Although we find the underlying business model intriguing and full of potential, it is crucial to recognize that the current valuation appears significantly high. This elevated price point leaves us with limited room for maneuvering in terms of investment strategy. We must remain disciplined and avoid making hasty decisions driven by market sentiment. Instead, we should focus on gathering more data and insights that will responsibly inform our decision-making process, ensuring that our investments are grounded in solid analysis rather than fleeting emotions or trends.
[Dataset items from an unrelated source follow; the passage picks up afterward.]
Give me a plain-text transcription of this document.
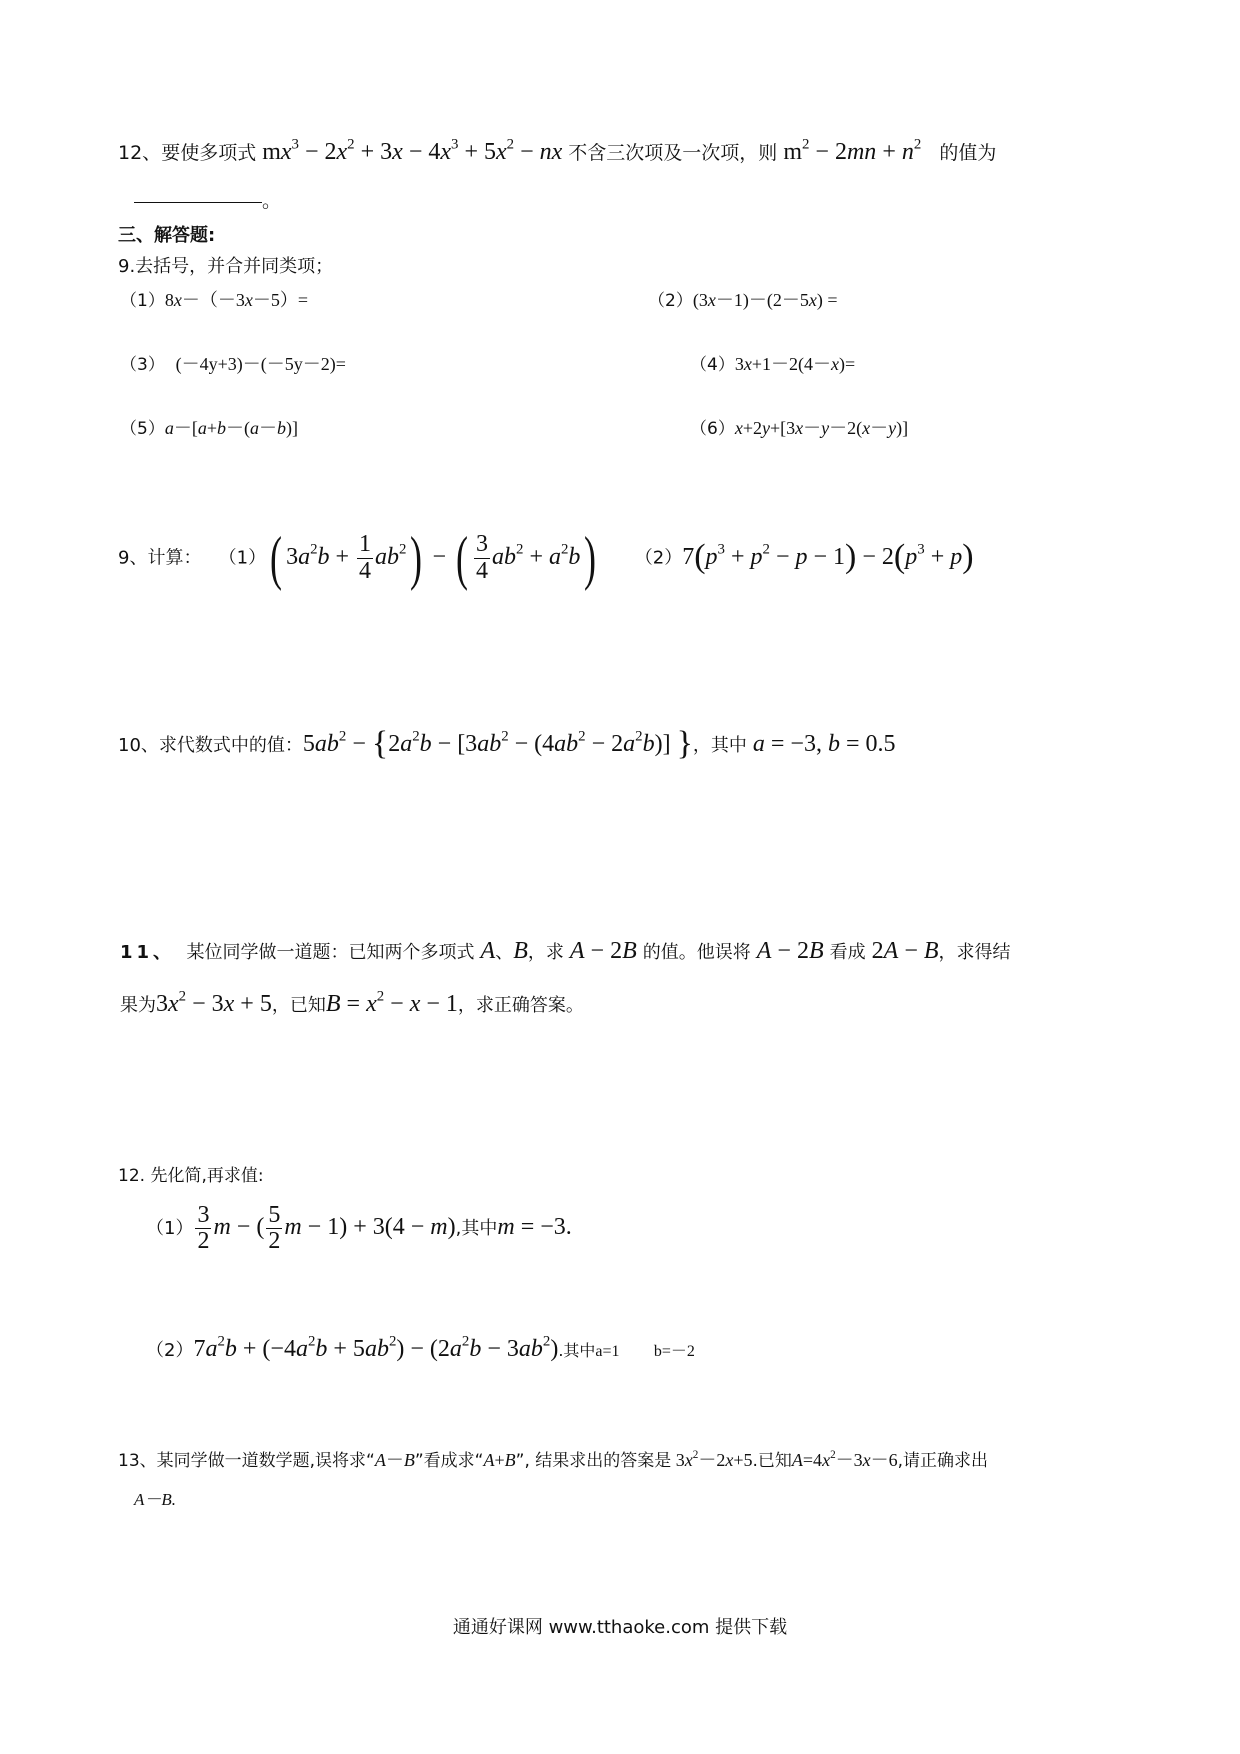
12、要使多项式 $mx^3 - 2x^2 + 3x - 4x^3 + 5x^2$ − nx 不含三次项及一次项，则 $m^2 - 2mn + n^2$ 的值为
。
三、解答题:
9.去括号，并合并同类项；
（1）8x－（－3x－5）=	（2）(3x－1)－(2－5x) =
（3） (－4y+3)－(－5y－2)=	（4）3x+1－2(4－x)=
（5）a－[a+b－(a－b)]	（6）x+2y+[3x－y－2(x－y)]
9、计算： （1）( $3a^2b + \frac{1}{4} ab^2$) − ( $\frac{3}{4} ab^2 + a^2b$) $(2)7(p^3 + p^2 - p - 1) - 2(p^3 + p)$
10、求代数式中的值：$5ab^2 - \{2a^2b - [3ab^2 - (4ab^2 - 2a^2b)]$ }，其中 a = −3, b = 0.5
11、 某位同学做一道题：已知两个多项式 A、B，求 A − 2B 的值。他误将 A − 2B 看成 2A − B，求得结
果为$3x^2 - 3x + 5$，已知$B = x^2 - x - 1$，求正确答案。
12. 先化简,再求值:
$(1) \frac{3}{2}$ m − ( $\frac{5}{2}$ m − 1) + 3(4 − m),其中m = −3.
$(2)7a^2b + (-4a^2b + 5ab^2) - (2a^2b - 3ab^2)$.其中a=1 b=－2
13、某同学做一道数学题,误将求“A－B”看成求“A+B”, 结果求出的答案是 $3x^2-2x+5$.已知$A=4x^2-3x-6$,请正确求出
A－B.
通通好课网 www.tthaoke.com 提供下载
2021: $50 million from Magnetar Capital at a $350 million valuation.
2022: $221 million Series A at a $2 billion valuation.
2023: $2.3 billion Series B at a $7 billion valuation.
2024: $2.5 billion Series C at a $19 billion valuation and $7.9 billion in debt facilities for data center expansion.
2025: IPO at $35 billion valuation.
If you've made it this far in our CoreWeave exploration (and haven't yet started mining crypto in your basement or building a data center in your garage 😜⛏️), you might enjoy this final thought:
They say the California Gold Rush made more millionaires among those selling pickaxes than those mining gold. In today's AI gold rush, CoreWeave isn't just selling the pickaxes—they're building and maintaining the entire mining operation while everyone else frantically searches for their AI nuggets.
And if you're still wondering whether to invest your life savings in GPU farms, remember: the only thing that scales faster than CoreWeave's infrastructure is the number of AI startups claiming they'll revolutionize everything from toothbrushes to tax preparation. At least CoreWeave has the hardware to back up its claims!
In all seriousness, as AI continues its march into every aspect of our digital lives, companies like CoreWeave that build the fundamental infrastructure will remain critical, often unseen heroes of the AI revolution. Whether they become the AWS of AI computing or face new challenges in this rapidly evolving landscape remains to be seen—but their journey so far suggests they're well-positioned for whatever comes next.
After all, in the world of AI infrastructure, it's not just about having the most GPUs—it's about having the vision to see where computing needs to go before everyone else gets there.